In 1965, Lyndon Johnson signed the Elementary and Secondary Education Act (ESEA), with the intention of improving education for the disadvantaged by setting high standards and accountability. In 2001, George W. Bush reauthorized ESEA as the No Child Left Behind Act, but for many, this became known as the No Child Left Untested act. This yearly statewide assessment (read: yearly tests!) focuses on reading and math, and the performance is directly linked to funding.

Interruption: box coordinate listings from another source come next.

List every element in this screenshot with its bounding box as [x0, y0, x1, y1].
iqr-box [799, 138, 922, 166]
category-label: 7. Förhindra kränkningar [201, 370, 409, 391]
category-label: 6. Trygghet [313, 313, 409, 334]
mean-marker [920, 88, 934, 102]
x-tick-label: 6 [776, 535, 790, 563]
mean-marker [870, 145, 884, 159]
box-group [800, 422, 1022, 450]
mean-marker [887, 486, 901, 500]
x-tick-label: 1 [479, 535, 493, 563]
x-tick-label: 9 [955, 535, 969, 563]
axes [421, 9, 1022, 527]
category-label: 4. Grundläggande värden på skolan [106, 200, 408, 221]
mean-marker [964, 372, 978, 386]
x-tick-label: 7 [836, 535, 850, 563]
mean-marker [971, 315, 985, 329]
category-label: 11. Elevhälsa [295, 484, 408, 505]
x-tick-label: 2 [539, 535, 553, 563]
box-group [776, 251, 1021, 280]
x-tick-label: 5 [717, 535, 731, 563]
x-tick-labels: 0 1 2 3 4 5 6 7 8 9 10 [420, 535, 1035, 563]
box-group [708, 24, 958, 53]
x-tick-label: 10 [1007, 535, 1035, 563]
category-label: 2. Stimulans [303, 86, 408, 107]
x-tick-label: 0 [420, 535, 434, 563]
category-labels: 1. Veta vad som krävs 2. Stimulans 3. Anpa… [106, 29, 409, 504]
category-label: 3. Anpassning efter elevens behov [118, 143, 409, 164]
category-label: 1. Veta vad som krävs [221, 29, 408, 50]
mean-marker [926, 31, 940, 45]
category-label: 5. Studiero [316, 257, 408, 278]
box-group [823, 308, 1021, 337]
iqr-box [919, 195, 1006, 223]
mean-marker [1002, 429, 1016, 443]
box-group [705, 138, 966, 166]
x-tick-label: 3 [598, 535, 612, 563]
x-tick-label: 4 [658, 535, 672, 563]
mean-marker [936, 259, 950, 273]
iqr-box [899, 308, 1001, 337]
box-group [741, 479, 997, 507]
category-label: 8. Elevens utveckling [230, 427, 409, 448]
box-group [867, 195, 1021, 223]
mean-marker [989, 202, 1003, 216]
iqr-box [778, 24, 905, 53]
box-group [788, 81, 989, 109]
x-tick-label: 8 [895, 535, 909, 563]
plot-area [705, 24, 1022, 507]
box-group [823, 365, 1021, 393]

NCLB misses the mark for several reasons. Now that schools are grade focused and this leads to money and jobs, schools are going to do everything possible to make their scores look good. In essence, they teach to the test. This behavior was predicted to happen long ago. Ironically, Everett Lindquist, a creator of standardized tests, was a proponent of not teaching to tests. He wrote that “undue emphasis upon average test results, upon school-to-school and teacher-to-teacher comparisons . . . may cause the teacher . . . to neglect the interests of the pupils, and to be concerned instead with subject matter objectives and with higher average scores for their own sake”40,41 — as opposed to, say, using the tests to pinpoint individual students’ needs and to track their growth.

There were other unintended consequences of NCLB testing. By not including science tests as a measure of achievement, this legislation has caused the reduction in — and in some cases, the complete elimination of — science being taught in class. Schools have gained the mindset that “if it is not tested, then it is not taught.